Nella concezione di Burnet, alle origini, la Terra era una massa fluida dove erano presenti i materiali e gli ingredienti di tutti i corpi confusamente mescolati. La parola divina mise ordine nel caos e, alla fine di un processo di breve durata, la superficie terrestre si presentava perfettamente liscia, priva di montagne, con al suo interno le acque del grande abisso: questo era il Paradiso Terrestre.

Quando Dio volle punire i peccati dell’uomo, l’uscita delle acque interne provocò il diluvio, i vapori condensarono ai poli e precipitarono verso l’equatore. Poi, lentamente, le acque ritornarono entro l’abisso, in un processo tuttora in atto, lasciando una Terra sconvolta.

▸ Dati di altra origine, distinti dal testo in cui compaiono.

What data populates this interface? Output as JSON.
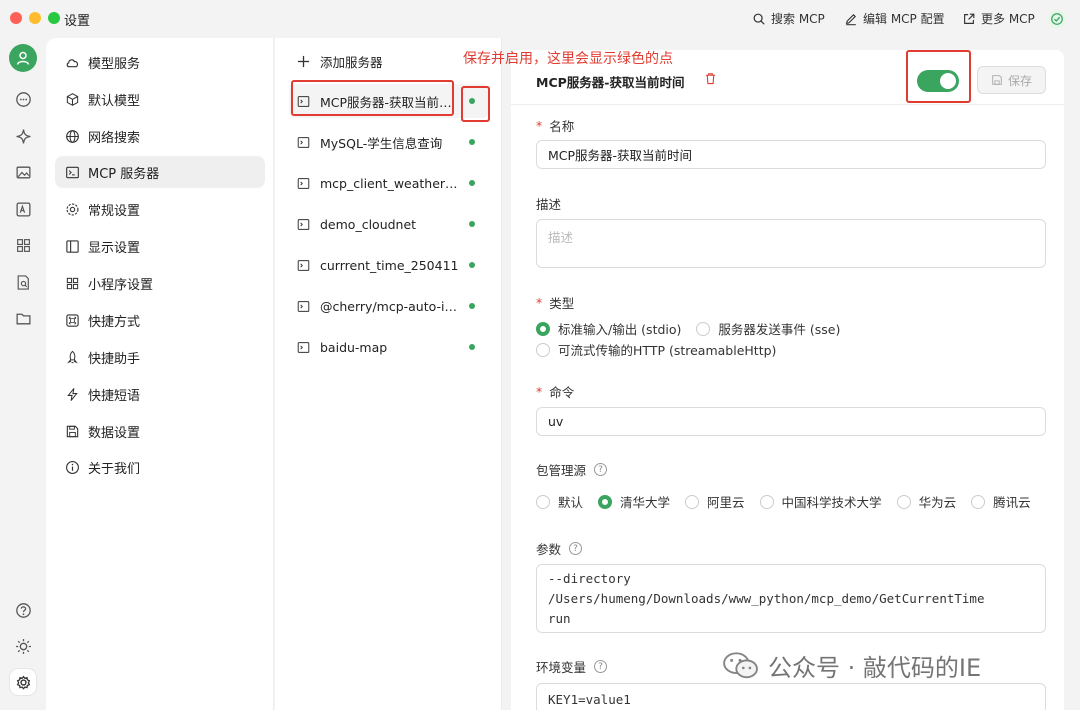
{
  "window": {
    "title": "设置"
  },
  "toolbar": {
    "search_mcp": "搜索 MCP",
    "edit_mcp": "编辑 MCP 配置",
    "more_mcp": "更多 MCP"
  },
  "menu": {
    "items": [
      {
        "label": "模型服务",
        "icon": "cloud-icon"
      },
      {
        "label": "默认模型",
        "icon": "cube-icon"
      },
      {
        "label": "网络搜索",
        "icon": "globe-icon"
      },
      {
        "label": "MCP 服务器",
        "icon": "terminal-icon"
      },
      {
        "label": "常规设置",
        "icon": "gear-icon"
      },
      {
        "label": "显示设置",
        "icon": "display-icon"
      },
      {
        "label": "小程序设置",
        "icon": "grid-icon"
      },
      {
        "label": "快捷方式",
        "icon": "command-icon"
      },
      {
        "label": "快捷助手",
        "icon": "rocket-icon"
      },
      {
        "label": "快捷短语",
        "icon": "lightning-icon"
      },
      {
        "label": "数据设置",
        "icon": "save-icon"
      },
      {
        "label": "关于我们",
        "icon": "info-icon"
      }
    ]
  },
  "servers": {
    "add_label": "添加服务器",
    "items": [
      {
        "name": "MCP服务器-获取当前时间"
      },
      {
        "name": "MySQL-学生信息查询"
      },
      {
        "name": "mcp_client_weather_se..."
      },
      {
        "name": "demo_cloudnet"
      },
      {
        "name": "currrent_time_250411"
      },
      {
        "name": "@cherry/mcp-auto-install"
      },
      {
        "name": "baidu-map"
      }
    ]
  },
  "annotation": {
    "text": "保存并启用，这里会显示绿色的点"
  },
  "detail": {
    "title": "MCP服务器-获取当前时间",
    "save_label": "保存",
    "enabled": true,
    "name_label": "名称",
    "name_value": "MCP服务器-获取当前时间",
    "desc_label": "描述",
    "desc_placeholder": "描述",
    "type_label": "类型",
    "type_options": [
      "标准输入/输出 (stdio)",
      "服务器发送事件 (sse)",
      "可流式传输的HTTP (streamableHttp)"
    ],
    "type_selected": 0,
    "command_label": "命令",
    "command_value": "uv",
    "registry_label": "包管理源",
    "registry_options": [
      "默认",
      "清华大学",
      "阿里云",
      "中国科学技术大学",
      "华为云",
      "腾讯云"
    ],
    "registry_selected": 1,
    "args_label": "参数",
    "args_value": "--directory\n/Users/humeng/Downloads/www_python/mcp_demo/GetCurrentTime\nrun",
    "env_label": "环境变量",
    "env_placeholder": "KEY1=value1"
  },
  "watermark": {
    "text": "公众号 · 敲代码的IE"
  },
  "colors": {
    "accent": "#3aa55e",
    "danger": "#e03c31",
    "light_red": "#fe5f57",
    "light_yellow": "#febc2e",
    "light_green": "#28c840"
  }
}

La Terra, ma anche la Luna, divennero le immagini di una grande rovina, e conservano l’aspetto di un mondo che giace nelle sue macerie.  

Le suggestioni apocalittiche di Burnet e di Whiston influirono profondamente su David Gregory, professore ad Oxford alla fine del Seicento, il quale, in un suo famosissimo trattato di astronomia, considerato un testo di riferimento in tutte le università europee, invitava i filosofi a non sottovalutare il pericolo costituito dalle comete, e di non prenderle troppo alla leggera: anch’egli afferma che le esalazioni della coda di una cometa, mescolate con l’aria che respiriamo, produrrebbe degli effetti mortali per ogni forma di vita che popola il nostro pianeta. Era inoltre convinto che una cometa, passando molto vicina alla Terra, potesse alterarne il moto trasformando il nostro pianeta in una cometa con un’orbita ellittica di altissima eccentricità.

Nei decenni successivi le comete vennnero universalmente considerate come corpi celesti molto antichi, soggette, nei loro movimenti, alle stesse leggi che governano i pianeti, ossia la gravitazione di Newton e le leggi di Kepler che da essa derivano. Si riteneva che il nucleo delle comete fosse un corpo solido, le cui dimensioni erano però difficilmente stimabili.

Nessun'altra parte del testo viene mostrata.